Two ads will run during the game proper; one set to classical music shows the balletic maneuvers of assembly-line robots applying paint to a Sonata body. The final spot plays on Brett Favre's now-famous indecisiveness to tout Hyundai durability. In the ad, set in the year 2020, a gray-haired Favre accepts the MVP award, a futuristic hologram-enhanced trophy.
Joel Ewanick, VP of marketing at the Fountain Valley, Calif.-based Hyundai Motor America, tells Marketing Daily the Super Bowl campaign breaks a lot of rules, but not with salacious humor or shock value (the subtle humor in the ads may be as much due to Bridges' personality as to the content.)
"We are telling our story using the format we have used before," he says. "It's a trap for advertisers to be something they're not just to accomplish 'funny.' We sell cars. We aren't a beer brand. We have to stay within who we are."
He says Hyundai can do dramatic rather than comedic ads because the automaker took "A" positions in its two in-game ad buys, meaning the first ads one sees at station break are Hyundai ads. "So if we were in the middle [of an ad pod] it would be a bit of a problem. But the fact that we are kicking off the pods allows us to be straight."
Then, on the Academy Awards program, Hyundai will run another set of ads, one of which has the message that with Hyundai luxury, is not the province of the very wealthy. The ad, featuring the Sonata, shows things like a couple of cops in their squad car eating not donuts but caviar on water biscuits; a blue-collar cafeteria where workers are eating lobster, racks of lamb and shrimp; and a red carpet serving as a street crosswalk.
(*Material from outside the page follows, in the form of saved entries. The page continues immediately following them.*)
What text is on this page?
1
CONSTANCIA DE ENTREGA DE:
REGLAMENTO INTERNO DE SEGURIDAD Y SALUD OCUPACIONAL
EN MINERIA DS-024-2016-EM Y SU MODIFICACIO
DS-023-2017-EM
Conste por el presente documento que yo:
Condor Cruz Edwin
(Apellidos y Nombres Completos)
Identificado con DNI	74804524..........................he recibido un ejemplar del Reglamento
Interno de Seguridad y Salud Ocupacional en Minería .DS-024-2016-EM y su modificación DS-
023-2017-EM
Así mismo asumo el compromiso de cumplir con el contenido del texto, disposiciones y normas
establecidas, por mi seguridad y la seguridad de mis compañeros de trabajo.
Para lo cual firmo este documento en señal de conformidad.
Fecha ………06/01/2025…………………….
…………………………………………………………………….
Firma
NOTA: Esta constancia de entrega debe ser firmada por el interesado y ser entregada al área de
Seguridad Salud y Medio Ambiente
Another Sonata ad during the Oscars will show people on crowded streets suddenly stopping, leaping out of their cars and trading, musical chairs fashion. Except for the guy in the Sonata, who can't bring himself to leave the car.
And Hyundai will also run a series of Web ads intended to be viral. The humorous ads tout Hyundai's safety technology by showing what 16-year-olds who are getting their driver's licenses also like to do: live like sloths in bedrooms that are maelstroms of chaos; crash virtual cars in video games; bungee jump.
As for Hyundai's future with the Super Bowl, Ewanick was Favre-esque: "How long can we do this? We are probably coming to the end of that. Maybe this is the last year we can do it, maybe we can do it one more year," he says. "The surprise of having Hyundai in the Super Bowl is still there; it's still effective -- so we can do it one more time."